Simultaneous Removal of Antibiotics and Heavy Metals with Poly (Aspartic Acid)-Based Fenton Micromotors.

Abstract

The discharge of diverse pollutants has led to a complex water environment and posed a huge health threat to human and animals. Self-propelled micromotors have recently attracted considerable attentions for efficient water remediation due to their violent localized mass transfer effect. However, single functionalized component is difficult to tackle with the multiple contaminants and requires to combine different decontamination effects together. Here, we introduced a multifunctional micromotor to implement the adsorption and degradation roles simultaneously by integrating the poly (aspartic acid) (PASP) adsorbent with a MnO 2 -based catalyst.
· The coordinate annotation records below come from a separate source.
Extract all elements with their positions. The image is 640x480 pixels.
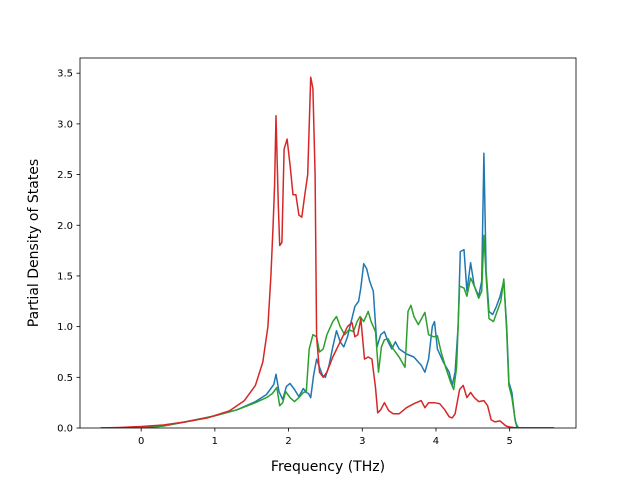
x-tick-label: 4 bbox=[433, 436, 439, 447]
y-tick-label: 2.5 bbox=[57, 170, 73, 181]
x-axis: 0 1 2 3 4 5 bbox=[138, 428, 513, 447]
y-tick-label: 1.5 bbox=[57, 271, 73, 282]
x-axis-label: Frequency (THz) bbox=[271, 459, 385, 475]
y-tick-label: 3.0 bbox=[57, 119, 73, 130]
y-tick-label: 0.5 bbox=[57, 373, 73, 384]
y-axis-label: Partial Density of States bbox=[26, 159, 42, 327]
series-layer bbox=[100, 76, 554, 428]
y-tick-label: 3.5 bbox=[57, 69, 73, 80]
plot-frame bbox=[79, 57, 577, 429]
x-tick-label: 5 bbox=[506, 436, 512, 447]
y-tick-label: 1.0 bbox=[57, 322, 73, 333]
x-tick-label: 1 bbox=[212, 436, 218, 447]
y-tick-label: 2.0 bbox=[57, 221, 73, 232]
series-line-1 bbox=[100, 152, 554, 428]
x-tick-label: 2 bbox=[285, 436, 291, 447]
series-line-3 bbox=[100, 76, 554, 428]
series-line-2 bbox=[100, 234, 554, 428]
y-axis: 0.0 0.5 1.0 1.5 2.0 2.5 3.0 3.5 bbox=[57, 69, 80, 435]
y-tick-label: 0.0 bbox=[57, 424, 73, 435]
x-tick-label: 0 bbox=[138, 436, 144, 447]
x-tick-label: 3 bbox=[359, 436, 365, 447]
The as-prepared micromotors are well propelled in contaminated waters by MnO 2 catalyzing hydrogen peroxide. In addition, the catalytic ramsdellite MnO2(R-MnO2) inner layer is decorated with Fe 2 O 3 nanoparticles to improve their catalytic performance, contributing to an excellent degradation ability with 90% tetracycline (TC) removal in 50 minutes by enhanced Fenton-like reactions. Combining the attractive adsorption capability of poly (aspartic acid) (PASP), the composite micromotors offer an efficient removal of heavy metal ions in short time. Moreover, the designed micromotors are able to simultaneously remove antibiotic and heavy metals in mixed contaminants circumstance just in single treatment. This multifunctional micromotor with distinctive decontamination ability will exhibit a promising prospective in treating multiple pollutants in the future.